I must have walked up and down this street, and countless others like it, dozens of times over the weekend. It would explain why my calves are squealing in agony today.
As Marcus Brigstocke observed, Edinburgh is a city where you can set out to go somewhere and walk uphill, and on the way back to where you came from you somehow still find yourself walking up a hill!
Log fired haggis pizza. That is all. Once I discovered the existence of this it was pretty much all I ate.
I feel like I’m saying this an awful lot lately, but going to the Fringe alone made me really crave the company of another person. I mean, I kinda like the freedom of doing things by myself, but I can’t help but think that there were so many great things I might have missed because I didn’t have the input of someone else.
David O’Doherty’s song about how Lance Armstrong ruined his life between 1999 & 2005 was probably my highlight of the weekend.

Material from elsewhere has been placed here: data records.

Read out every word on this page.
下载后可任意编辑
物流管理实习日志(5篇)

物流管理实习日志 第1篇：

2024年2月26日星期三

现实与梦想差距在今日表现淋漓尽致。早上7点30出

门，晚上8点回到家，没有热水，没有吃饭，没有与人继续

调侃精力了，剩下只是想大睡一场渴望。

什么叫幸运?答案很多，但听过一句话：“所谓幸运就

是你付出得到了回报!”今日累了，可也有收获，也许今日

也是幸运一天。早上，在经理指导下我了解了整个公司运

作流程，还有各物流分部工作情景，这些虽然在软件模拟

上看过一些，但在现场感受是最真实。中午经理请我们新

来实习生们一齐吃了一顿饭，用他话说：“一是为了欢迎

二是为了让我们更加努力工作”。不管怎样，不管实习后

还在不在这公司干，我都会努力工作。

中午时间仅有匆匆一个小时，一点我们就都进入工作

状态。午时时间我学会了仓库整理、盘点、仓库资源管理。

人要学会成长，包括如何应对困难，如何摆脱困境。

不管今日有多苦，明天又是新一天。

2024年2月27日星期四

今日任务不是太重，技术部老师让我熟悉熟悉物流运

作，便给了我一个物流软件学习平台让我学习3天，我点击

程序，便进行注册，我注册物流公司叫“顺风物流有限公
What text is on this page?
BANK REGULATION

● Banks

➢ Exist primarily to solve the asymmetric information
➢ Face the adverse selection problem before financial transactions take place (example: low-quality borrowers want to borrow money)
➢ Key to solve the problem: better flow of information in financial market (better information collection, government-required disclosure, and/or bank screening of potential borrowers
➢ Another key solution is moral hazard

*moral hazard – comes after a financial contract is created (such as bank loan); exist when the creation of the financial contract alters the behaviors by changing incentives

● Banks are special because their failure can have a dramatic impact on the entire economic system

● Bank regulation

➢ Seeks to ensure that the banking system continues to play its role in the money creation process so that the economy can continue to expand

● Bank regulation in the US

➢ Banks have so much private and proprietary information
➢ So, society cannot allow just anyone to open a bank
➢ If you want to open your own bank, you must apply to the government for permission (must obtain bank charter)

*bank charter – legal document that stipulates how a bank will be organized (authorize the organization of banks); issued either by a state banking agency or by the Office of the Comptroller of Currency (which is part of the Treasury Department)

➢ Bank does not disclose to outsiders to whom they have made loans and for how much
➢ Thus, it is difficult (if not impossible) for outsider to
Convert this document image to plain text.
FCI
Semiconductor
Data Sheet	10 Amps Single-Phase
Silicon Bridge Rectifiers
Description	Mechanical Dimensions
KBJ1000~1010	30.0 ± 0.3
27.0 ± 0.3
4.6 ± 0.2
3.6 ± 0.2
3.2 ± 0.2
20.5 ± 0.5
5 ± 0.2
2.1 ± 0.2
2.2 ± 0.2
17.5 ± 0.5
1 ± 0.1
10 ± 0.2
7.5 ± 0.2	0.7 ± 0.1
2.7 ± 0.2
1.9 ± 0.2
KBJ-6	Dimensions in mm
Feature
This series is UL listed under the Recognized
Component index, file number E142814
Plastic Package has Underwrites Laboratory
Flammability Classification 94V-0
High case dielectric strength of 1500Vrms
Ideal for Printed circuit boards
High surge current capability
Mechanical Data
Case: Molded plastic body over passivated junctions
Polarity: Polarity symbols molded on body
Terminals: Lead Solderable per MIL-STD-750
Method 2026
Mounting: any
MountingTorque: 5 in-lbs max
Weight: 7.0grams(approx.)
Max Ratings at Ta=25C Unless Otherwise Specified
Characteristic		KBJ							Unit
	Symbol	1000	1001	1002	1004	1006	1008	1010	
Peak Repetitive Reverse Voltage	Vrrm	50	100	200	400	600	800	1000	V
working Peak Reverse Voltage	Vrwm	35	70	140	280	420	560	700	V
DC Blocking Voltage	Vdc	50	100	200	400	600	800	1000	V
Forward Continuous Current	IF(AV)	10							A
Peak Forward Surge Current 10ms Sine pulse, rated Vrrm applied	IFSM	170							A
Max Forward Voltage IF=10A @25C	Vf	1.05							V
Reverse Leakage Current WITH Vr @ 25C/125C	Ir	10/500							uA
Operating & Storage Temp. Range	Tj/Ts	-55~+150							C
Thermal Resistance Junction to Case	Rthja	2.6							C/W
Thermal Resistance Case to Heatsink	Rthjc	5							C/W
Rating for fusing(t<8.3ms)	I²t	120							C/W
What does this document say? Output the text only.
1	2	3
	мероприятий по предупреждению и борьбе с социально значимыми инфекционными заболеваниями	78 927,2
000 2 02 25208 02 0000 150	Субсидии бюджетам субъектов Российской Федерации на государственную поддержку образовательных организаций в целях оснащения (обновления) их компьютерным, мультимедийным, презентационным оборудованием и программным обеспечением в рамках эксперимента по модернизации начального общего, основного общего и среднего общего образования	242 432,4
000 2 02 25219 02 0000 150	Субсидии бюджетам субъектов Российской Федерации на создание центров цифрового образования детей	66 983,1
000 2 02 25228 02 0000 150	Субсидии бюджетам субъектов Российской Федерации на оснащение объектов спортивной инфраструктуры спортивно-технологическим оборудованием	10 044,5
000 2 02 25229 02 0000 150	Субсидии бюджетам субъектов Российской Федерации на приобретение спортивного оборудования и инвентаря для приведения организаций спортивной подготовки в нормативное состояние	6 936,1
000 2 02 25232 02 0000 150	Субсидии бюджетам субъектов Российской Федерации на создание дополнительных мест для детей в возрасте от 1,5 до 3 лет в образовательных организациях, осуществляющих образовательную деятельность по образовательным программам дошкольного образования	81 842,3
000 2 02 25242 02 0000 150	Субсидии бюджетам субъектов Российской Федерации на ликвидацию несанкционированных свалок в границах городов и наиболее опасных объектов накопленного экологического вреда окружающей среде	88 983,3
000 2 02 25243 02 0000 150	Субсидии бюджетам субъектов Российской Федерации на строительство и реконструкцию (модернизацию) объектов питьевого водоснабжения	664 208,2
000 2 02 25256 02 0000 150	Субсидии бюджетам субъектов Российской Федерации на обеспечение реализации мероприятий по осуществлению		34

Starting drinking at 11.30 on a Sunday morning was both a novelty and a bad idea.
From my strictly non-scientific research, I would gauge that the majority of festival-goers are not Scottish.
Probably the best thing about the Fringe is accidentally discovering something great, especially when the act looks completely bonkers. In The Banshee Labyrinth on Saturday evening I saw “Rythmn Method”, which was a group of comedic musical poets comprising of The AntiPoet and Mark Niel – with the latter apparently being the official Poet Laureate of Milton Keynes. They turned out to be very enjoyable Saturday evening entertainment, despite their appearance.
Avenue Q was well worth the wait.
Having thought about it, I now think that Edinburgh is less like Lord of the Rings and more Game of Thrones.
I can’t believe I’m almost 30 and had never done a weekend at the Edinburgh Festival until now. I’m already looking forward to next year.